How do I find out who is sending a DDOS attack ? If I go to Arin.net I only get who owns the ips. Most ISP don't really seem to care when I e-mail them.
It cna be tough if the person is serious.. more then likely the header is forged on the packets anyways. If it's a scriptkiddie, then you have a fighting chance if you want to hassle with sniffing the incoming packetsa and working out the TCP header info.
You might get the ISP's attention with a cease and desist order from your company's legal beagles. All that fancy talk with the evil sounding words tends to get the ISP's attention even more so when the word *damages* is mentioned.
So take a two pronged approach, dump the attack by redirection if you can.. route it all to a NULL interface and get the lawyers involved.
Just an opinion.. not legal advice by any stretch of the imagination
Thanks,
My firewall is a medium to small business firewall and until I can replace it, I am worried the attacks could get worse. Right now it is doing it's job without performance problems.
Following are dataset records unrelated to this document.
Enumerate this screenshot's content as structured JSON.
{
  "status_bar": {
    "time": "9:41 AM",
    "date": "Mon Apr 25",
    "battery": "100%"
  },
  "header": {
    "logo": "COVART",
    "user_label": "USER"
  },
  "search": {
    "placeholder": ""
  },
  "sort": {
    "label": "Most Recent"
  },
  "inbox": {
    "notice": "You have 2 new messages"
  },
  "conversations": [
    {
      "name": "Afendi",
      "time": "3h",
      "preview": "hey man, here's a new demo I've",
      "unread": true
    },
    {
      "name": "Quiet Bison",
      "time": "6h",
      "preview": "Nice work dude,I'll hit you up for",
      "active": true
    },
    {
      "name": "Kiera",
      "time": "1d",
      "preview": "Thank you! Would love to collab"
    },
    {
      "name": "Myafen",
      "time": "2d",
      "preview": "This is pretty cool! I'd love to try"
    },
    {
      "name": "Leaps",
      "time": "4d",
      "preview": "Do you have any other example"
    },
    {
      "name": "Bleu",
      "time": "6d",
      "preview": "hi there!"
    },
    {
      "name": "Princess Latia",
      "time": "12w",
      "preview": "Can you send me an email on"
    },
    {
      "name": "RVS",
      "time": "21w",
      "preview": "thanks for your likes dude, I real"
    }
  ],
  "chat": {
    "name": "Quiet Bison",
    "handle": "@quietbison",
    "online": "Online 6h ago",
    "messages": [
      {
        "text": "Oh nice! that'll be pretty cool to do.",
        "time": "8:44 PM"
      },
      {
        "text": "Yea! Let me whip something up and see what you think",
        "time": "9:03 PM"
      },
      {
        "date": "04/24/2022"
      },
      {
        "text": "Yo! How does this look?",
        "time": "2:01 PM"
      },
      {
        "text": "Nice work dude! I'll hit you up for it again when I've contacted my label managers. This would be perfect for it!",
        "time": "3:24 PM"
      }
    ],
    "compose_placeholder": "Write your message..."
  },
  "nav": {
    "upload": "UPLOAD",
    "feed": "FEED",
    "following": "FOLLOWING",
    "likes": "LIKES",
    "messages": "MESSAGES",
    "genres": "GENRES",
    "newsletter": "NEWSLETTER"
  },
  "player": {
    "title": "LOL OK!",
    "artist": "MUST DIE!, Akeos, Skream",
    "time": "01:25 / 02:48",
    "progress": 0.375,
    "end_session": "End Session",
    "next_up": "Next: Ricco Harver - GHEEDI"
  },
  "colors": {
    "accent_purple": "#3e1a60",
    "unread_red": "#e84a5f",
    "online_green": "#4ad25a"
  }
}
But, you never know...
I was reading about the command "ip verify unicast reverse-path" Does this do anything ?
If it is a ddos attack the sources are distributed and there are clueless middlemen involved or at least hijacked
/trojaned amplifiers elsewhere. Going to arin and looking
up these guys will probably not do you a lot of good.
If your ISP won't help you with this then maybe it is time to look for another isp?
Ip verify unicast reverse-path tells the router to drop incoming packets if it receives them on an interface other than the one closest to the source (according to it's routing table). If your network just hangs off one ISP then this wont help you since all the traffic comes from one direction (although it will prevent spoofing your internal addresses from the outside, private addressing notwithstanding).